En el silencio del Archivo de la catedral de Valencia encontré una deliciosa carta del que fuera director del colegio de la Ronda, Olaechea al obispo Modrego de Barcelona en 1945.
– Querido Gregorio: Gracias, muchas gracias, por tus saludos y atenciones. Sé por unos sacerdotes amigos tuyos, pero también amigos míos que haces gracietas sobre mi persona. Mira, yo no soy nacionalista vasco ni socialista ni falangista. Yo soy SUPERLISTA. “Sólo la verdad os hará libres” (Jn 8,32). Todas esas denominaciones son propias de los que usan chaqueta; tú y yo usamos sotana. Bien por las ocurrencias, pero bien no les hace. Mis mejores deseos.

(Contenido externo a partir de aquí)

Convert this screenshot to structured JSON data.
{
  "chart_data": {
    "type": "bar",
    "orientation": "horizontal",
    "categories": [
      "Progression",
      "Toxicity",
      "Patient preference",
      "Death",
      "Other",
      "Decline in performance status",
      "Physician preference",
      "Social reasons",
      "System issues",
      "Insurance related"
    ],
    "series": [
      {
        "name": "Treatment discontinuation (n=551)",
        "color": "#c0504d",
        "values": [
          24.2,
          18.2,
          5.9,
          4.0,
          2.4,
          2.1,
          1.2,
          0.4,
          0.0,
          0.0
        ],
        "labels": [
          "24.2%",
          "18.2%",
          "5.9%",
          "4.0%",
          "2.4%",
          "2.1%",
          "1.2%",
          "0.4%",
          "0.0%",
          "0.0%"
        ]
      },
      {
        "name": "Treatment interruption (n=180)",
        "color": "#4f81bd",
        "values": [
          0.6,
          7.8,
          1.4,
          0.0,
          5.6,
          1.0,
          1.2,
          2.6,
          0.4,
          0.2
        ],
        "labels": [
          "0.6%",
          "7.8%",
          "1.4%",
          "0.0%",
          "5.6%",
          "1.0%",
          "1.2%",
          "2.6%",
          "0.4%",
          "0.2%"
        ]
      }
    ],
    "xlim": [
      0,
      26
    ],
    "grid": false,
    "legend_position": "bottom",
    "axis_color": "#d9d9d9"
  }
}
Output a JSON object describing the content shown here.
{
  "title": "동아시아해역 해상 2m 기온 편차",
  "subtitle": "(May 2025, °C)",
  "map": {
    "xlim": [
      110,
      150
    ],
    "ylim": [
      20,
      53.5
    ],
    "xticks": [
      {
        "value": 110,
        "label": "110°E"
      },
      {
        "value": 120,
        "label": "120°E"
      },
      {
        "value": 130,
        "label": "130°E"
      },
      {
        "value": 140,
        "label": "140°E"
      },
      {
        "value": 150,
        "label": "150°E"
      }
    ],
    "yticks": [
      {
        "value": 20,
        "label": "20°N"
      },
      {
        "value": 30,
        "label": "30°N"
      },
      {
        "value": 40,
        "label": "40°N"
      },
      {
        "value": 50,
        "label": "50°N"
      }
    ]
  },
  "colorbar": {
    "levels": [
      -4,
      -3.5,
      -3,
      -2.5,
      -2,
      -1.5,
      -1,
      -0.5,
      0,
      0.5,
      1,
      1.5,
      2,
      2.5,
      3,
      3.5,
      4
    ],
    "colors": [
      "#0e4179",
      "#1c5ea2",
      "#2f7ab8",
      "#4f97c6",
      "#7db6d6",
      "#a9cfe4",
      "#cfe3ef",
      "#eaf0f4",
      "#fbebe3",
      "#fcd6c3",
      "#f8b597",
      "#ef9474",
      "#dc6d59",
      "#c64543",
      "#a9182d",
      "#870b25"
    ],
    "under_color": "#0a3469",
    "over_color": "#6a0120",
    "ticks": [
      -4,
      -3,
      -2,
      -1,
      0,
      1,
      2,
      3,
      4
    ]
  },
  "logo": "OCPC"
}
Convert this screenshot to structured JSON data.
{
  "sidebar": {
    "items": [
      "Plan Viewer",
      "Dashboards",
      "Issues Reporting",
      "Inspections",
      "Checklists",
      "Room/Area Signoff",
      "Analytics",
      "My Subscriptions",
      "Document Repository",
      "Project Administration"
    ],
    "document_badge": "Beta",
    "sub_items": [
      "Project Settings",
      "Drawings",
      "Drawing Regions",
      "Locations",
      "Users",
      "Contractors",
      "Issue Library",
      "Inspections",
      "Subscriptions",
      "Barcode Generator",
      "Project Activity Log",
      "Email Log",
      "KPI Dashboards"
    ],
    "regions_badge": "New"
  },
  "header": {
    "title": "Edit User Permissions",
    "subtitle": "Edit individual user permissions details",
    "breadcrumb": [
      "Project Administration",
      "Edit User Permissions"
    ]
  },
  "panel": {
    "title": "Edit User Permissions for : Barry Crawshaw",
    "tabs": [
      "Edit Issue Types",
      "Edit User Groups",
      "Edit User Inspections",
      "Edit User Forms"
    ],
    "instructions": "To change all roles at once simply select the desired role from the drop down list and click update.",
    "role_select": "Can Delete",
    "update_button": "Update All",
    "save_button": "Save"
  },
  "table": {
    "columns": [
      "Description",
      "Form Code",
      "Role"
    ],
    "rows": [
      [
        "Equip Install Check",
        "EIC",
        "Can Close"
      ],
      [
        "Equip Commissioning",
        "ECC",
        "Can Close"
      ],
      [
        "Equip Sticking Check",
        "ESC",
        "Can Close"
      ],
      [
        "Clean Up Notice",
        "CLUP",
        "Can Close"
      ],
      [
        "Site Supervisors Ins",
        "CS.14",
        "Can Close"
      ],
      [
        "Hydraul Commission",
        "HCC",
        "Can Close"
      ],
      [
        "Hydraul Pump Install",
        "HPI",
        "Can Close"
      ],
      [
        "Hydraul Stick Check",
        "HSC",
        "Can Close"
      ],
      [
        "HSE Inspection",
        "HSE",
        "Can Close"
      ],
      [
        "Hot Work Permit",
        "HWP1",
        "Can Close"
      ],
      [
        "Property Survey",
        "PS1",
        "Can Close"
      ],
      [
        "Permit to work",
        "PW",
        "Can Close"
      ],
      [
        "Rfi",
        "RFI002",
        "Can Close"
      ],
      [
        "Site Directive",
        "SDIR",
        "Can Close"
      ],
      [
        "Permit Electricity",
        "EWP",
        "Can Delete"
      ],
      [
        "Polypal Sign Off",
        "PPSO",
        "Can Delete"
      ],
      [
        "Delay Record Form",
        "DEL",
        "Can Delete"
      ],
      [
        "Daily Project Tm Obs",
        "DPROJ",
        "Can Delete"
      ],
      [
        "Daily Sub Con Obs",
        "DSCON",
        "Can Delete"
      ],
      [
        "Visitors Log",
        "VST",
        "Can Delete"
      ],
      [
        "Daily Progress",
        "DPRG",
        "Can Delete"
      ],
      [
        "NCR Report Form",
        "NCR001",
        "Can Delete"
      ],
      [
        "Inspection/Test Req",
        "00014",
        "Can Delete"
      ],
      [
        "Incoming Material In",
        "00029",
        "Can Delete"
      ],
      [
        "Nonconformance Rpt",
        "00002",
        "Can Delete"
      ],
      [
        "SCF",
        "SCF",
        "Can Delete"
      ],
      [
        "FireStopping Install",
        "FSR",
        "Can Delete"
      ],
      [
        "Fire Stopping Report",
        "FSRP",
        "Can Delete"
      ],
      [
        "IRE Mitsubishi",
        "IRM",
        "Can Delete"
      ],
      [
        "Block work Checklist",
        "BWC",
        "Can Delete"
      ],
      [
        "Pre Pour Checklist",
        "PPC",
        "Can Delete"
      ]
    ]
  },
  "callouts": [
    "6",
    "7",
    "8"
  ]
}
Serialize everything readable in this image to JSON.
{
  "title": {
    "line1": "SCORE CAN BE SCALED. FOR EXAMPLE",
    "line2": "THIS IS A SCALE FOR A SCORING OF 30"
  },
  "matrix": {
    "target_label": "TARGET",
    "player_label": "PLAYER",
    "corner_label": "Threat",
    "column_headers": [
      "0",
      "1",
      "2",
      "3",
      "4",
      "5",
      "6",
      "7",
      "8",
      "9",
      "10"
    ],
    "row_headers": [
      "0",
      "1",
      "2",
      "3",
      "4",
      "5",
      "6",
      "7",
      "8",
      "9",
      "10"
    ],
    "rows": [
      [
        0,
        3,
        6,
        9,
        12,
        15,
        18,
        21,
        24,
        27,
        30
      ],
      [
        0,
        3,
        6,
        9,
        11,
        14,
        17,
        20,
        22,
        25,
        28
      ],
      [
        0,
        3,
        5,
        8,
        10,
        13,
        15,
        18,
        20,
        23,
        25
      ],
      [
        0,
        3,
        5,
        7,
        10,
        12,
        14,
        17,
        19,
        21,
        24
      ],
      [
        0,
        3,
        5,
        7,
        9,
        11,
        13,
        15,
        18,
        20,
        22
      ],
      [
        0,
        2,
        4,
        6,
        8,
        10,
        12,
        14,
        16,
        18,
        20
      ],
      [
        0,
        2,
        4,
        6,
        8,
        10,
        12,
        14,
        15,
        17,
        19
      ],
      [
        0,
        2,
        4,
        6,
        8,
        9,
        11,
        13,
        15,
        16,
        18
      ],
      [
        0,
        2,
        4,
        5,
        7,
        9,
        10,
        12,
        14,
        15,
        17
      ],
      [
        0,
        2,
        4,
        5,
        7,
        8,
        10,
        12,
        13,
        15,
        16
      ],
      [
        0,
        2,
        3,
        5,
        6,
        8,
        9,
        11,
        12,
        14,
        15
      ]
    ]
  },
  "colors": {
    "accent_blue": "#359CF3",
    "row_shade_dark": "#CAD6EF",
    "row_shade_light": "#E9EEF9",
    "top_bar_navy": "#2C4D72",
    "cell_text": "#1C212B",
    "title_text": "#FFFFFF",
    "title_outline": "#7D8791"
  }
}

Tuyo amigo, Marcelino, obispo de Pamplona.
La gubia de los ebanistas y el rasrasras de los tranvías habían vuelto a sonar, más o menos acompasados, por las entristecidas calles de Bravo Murillo o Francos Rodríguez, de Ronda de Atocha o Embajadores, sin curar todavía de sus quemaduras.
La posguerra transcurría en rumores.
Los timbrazos nocturnos sonaban extraños en la estrechez de las empinadas escaleras de madera mal fregadas y barandillas sin encerar.
Olaechea Loizaga, flamante obispo de Pamplona, consideraba ahora su propio palacio a la luz de tanto crimen.
– Dios, Dios, que sigue desapareciendo mucha gente.
Aquello parecía que era una reanudación, o más bien que el tiempo se empalmaba al tiempo.